5. The guardrails you can't turn off¶
These run in every build, dev and production alike. Each one fails loud — rejecting with a structured :rf.error/* instead of silently stripping and warning — so a failure surfaces like any other bug rather than slipping past you.
- Drain depth (default 100, per-frame
:drain-depth) — a runaway dispatch drain halts at the ceiling with:rf.error/drain-depth-exceededinstead of freezing the tab. Already-settled events in the drain stay committed (each commit is atomic on its own); the offending event that tipped over the limit is the one that doesn't land. A drain near the ceiling is a bug to fix, not a number to raise — the error's recovery is:no-recoveryprecisely because hitting it always means runaway recursion. - HTTP keyword cap (
:rf.http/max-decoded-keys, default 10000) — a hostile JSON reply can't intern unbounded keywords and slowly kill a long-running process; the decode fails onto your:on-failurepath. - Slow-loris timeout (
:timeout-ms, default 30000) — every managed HTTP request gets a wall-clock per-attempt timeout; opting out is deliberately loud (:timeout-ms nil) so a reviewer sees it. - CRLF fail-fast — server-side
:rf.server/*response fx refuse to put a\ror\non the wire: a header:valuecontaining one throws with:rf.error/header-invalid-value, a redirect location containing one throws with:rf.error/redirect-invalid-location, and cookies go through structured maps that can't be string-spliced. Header injection is closed at the fx site, not normalised away. - Open-redirect guard —
:rf.server/redirectis caller-trusted (you composed the location), so it only gets the CRLF check above. For a location built from untrusted input — the classic?next=…query param — reach for:rf.server/safe-redirectinstead: it parses the URL, rejectsjavascript:/data:/vbscript:schemes (:rf.error/safe-redirect-scheme-rejected), rejects an unparseable URL (:rf.error/safe-redirect-invalid-url), and can gate to relative-only or an:allowhost allowlist (:rf.error/safe-redirect-host-disallowed). Dispatching attacker-controlled input straight into:rf.server/redirectis the open-redirect bug this variant exists to close. - Editor-URI scheme rejection — click-to-source links refuse
javascript:/data:/vbscript:schemes (everything else —vscode:,idea:,cursor:, future editor schemes — passes), so a custom editor template can't run script in your dev tab. - The
:rf/*reserved namespace — registering anything under an:rf-prefixed id is refused territory; one prefix answers "is this framework-owned?".
Why always-on, not dev-only?
A guardrail that only runs in development is a guardrail you've disabled for the exact users who can attack you.
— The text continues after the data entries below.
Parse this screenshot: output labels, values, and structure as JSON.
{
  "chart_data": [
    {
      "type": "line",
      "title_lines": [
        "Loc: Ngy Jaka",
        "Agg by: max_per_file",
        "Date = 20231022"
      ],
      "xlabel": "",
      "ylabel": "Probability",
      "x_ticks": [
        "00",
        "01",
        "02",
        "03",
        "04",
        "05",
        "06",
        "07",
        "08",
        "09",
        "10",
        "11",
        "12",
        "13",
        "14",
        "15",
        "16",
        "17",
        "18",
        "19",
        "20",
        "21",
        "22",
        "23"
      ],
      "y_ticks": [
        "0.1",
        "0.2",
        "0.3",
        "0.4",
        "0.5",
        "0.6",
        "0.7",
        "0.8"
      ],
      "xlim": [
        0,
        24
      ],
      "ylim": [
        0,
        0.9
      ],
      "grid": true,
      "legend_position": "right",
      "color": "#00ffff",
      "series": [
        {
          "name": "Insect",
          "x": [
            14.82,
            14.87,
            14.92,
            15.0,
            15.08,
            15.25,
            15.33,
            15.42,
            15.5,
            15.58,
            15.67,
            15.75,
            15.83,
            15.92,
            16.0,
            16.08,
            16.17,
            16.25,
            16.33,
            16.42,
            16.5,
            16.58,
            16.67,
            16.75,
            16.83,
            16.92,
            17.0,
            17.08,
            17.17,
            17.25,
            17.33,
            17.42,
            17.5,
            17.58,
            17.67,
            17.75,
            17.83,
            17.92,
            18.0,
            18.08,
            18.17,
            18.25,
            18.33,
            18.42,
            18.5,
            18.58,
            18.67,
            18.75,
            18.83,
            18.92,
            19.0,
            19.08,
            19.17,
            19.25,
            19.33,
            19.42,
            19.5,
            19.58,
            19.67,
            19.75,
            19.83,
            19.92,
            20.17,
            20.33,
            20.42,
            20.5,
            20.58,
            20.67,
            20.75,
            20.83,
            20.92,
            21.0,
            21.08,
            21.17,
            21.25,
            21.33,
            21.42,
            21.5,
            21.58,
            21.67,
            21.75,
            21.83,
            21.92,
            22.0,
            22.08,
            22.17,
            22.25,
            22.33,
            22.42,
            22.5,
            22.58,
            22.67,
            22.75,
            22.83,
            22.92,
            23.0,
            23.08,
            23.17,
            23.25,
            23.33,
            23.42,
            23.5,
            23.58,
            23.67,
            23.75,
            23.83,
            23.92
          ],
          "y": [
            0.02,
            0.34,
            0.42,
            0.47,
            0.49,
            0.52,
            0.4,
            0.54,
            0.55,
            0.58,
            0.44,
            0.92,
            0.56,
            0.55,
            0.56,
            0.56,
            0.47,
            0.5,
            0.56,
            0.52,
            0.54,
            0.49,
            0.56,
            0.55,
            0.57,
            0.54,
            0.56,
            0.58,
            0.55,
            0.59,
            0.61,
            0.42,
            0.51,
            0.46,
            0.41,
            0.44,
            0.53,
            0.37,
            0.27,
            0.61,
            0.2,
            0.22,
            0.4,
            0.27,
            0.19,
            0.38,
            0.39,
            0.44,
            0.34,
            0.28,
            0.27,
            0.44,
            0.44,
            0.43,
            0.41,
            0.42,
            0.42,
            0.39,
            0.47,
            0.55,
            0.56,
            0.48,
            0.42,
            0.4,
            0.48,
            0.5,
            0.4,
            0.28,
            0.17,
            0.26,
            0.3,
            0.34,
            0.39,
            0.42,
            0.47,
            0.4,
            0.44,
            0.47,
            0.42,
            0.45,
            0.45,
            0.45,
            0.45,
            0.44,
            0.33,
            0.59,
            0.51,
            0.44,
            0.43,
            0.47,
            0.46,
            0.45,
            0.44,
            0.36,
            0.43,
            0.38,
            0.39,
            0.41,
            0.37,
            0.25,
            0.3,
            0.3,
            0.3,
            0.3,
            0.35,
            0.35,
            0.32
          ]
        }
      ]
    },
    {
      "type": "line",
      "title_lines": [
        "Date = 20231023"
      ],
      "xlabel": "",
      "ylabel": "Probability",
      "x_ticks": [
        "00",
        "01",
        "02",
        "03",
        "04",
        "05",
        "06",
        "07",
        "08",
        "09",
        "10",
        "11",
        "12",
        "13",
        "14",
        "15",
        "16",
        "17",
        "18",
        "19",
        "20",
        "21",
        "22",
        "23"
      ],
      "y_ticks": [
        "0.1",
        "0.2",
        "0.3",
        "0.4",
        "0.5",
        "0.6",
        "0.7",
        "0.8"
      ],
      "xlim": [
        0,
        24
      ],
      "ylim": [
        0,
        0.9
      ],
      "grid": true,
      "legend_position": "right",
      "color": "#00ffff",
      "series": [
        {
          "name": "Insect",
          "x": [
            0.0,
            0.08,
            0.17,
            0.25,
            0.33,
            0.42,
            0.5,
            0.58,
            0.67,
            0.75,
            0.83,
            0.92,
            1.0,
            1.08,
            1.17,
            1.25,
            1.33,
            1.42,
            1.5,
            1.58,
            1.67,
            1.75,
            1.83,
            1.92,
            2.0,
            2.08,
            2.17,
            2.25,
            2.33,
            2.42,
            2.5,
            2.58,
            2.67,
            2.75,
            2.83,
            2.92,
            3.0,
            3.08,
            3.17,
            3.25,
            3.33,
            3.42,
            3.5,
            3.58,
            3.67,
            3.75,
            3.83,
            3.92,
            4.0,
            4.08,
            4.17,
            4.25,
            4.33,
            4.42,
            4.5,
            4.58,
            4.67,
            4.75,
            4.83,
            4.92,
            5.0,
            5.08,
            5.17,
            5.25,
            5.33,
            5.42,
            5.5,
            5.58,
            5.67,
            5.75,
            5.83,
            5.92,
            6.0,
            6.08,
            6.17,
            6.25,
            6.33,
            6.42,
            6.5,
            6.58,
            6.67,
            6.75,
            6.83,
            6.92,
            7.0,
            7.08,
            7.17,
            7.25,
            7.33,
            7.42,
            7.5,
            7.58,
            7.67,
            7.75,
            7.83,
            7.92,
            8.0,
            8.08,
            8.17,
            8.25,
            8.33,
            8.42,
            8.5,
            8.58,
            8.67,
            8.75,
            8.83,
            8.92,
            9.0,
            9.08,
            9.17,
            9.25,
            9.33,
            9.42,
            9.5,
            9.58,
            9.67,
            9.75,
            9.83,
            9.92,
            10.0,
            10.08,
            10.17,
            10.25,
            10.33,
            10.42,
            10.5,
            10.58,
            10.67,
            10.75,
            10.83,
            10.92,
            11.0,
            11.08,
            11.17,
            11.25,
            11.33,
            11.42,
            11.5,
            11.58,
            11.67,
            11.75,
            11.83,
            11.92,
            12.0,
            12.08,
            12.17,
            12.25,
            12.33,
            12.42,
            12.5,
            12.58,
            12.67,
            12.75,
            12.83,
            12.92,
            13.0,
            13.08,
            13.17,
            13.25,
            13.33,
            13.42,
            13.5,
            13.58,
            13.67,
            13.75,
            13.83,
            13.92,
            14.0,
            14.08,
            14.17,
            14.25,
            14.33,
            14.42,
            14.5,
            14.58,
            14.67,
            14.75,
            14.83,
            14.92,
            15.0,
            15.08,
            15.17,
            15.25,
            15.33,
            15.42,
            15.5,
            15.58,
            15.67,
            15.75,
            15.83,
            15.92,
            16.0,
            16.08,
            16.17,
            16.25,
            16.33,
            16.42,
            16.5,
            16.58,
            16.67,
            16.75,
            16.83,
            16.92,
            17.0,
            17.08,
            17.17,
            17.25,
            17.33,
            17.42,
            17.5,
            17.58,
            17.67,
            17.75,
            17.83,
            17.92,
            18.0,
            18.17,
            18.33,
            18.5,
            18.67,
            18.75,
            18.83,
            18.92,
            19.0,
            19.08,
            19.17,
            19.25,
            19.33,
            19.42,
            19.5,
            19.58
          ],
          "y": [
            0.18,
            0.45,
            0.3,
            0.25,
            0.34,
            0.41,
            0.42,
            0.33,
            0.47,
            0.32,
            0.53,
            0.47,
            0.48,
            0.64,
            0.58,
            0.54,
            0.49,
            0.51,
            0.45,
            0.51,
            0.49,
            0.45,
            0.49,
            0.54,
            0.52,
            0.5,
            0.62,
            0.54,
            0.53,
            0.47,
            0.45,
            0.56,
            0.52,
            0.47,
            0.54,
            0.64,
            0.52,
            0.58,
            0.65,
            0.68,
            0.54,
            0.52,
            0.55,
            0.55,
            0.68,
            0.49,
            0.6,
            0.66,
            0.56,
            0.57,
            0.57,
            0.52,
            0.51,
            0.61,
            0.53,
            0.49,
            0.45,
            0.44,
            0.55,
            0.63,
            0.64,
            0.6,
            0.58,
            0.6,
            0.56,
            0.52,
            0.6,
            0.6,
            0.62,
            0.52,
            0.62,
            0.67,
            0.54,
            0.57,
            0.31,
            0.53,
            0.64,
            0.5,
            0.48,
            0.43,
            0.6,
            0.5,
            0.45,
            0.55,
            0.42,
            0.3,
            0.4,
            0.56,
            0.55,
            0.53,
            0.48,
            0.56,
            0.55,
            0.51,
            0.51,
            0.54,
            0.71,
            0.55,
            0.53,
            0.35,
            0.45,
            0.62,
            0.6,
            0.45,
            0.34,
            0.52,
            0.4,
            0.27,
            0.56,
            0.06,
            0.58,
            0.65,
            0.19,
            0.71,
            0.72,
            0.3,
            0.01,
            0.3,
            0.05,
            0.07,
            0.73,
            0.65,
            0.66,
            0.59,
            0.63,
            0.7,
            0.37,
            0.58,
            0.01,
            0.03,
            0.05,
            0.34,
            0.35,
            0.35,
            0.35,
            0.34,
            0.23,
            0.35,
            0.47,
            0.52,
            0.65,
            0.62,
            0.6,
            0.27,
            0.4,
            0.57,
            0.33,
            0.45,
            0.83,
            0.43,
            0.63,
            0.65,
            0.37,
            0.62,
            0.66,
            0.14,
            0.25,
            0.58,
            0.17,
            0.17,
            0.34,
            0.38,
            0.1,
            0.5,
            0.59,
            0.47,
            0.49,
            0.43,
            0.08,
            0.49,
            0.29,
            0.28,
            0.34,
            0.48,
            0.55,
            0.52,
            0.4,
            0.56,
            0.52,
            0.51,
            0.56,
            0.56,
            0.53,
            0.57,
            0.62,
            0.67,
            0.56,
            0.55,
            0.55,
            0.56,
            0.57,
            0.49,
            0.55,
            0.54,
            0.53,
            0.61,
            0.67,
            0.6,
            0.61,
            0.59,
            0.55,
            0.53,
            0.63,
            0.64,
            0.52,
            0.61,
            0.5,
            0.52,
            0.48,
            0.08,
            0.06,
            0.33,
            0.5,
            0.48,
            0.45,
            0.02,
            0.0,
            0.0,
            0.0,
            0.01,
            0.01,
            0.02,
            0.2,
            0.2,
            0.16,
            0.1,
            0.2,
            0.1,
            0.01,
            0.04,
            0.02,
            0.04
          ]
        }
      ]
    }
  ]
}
Each of these defends a production threat — a recursive dispatch DoS, a keyword-interning DoS, header injection — so each survives goog.DEBUG=false by design.
The elision mechanism itself — what disappears from a production build, and the two always-on streams that survive — is Observability's territory.
The pre-ship checklist¶
- Release build sets
{:closure-defines {goog.DEBUG false}}(most templates already do). - Your own dev-only registrations sit behind
^boolean re-frame.interop/debug-enabled?, outermost. - Production observability is wired on an always-on surface — a frame
:observabilitysink, or the corpus-wide:events/:errorslistener streams. - Handlers receiving untrusted payloads reference the
:rf.schema/at-boundaryinterceptor in their:interceptorschain. - A JVM/SSR tier ships with
-Dre-frame.debug=false. - No Xray preload or pair-server artefact on the release classpath.
Six checks. If every one holds, ship.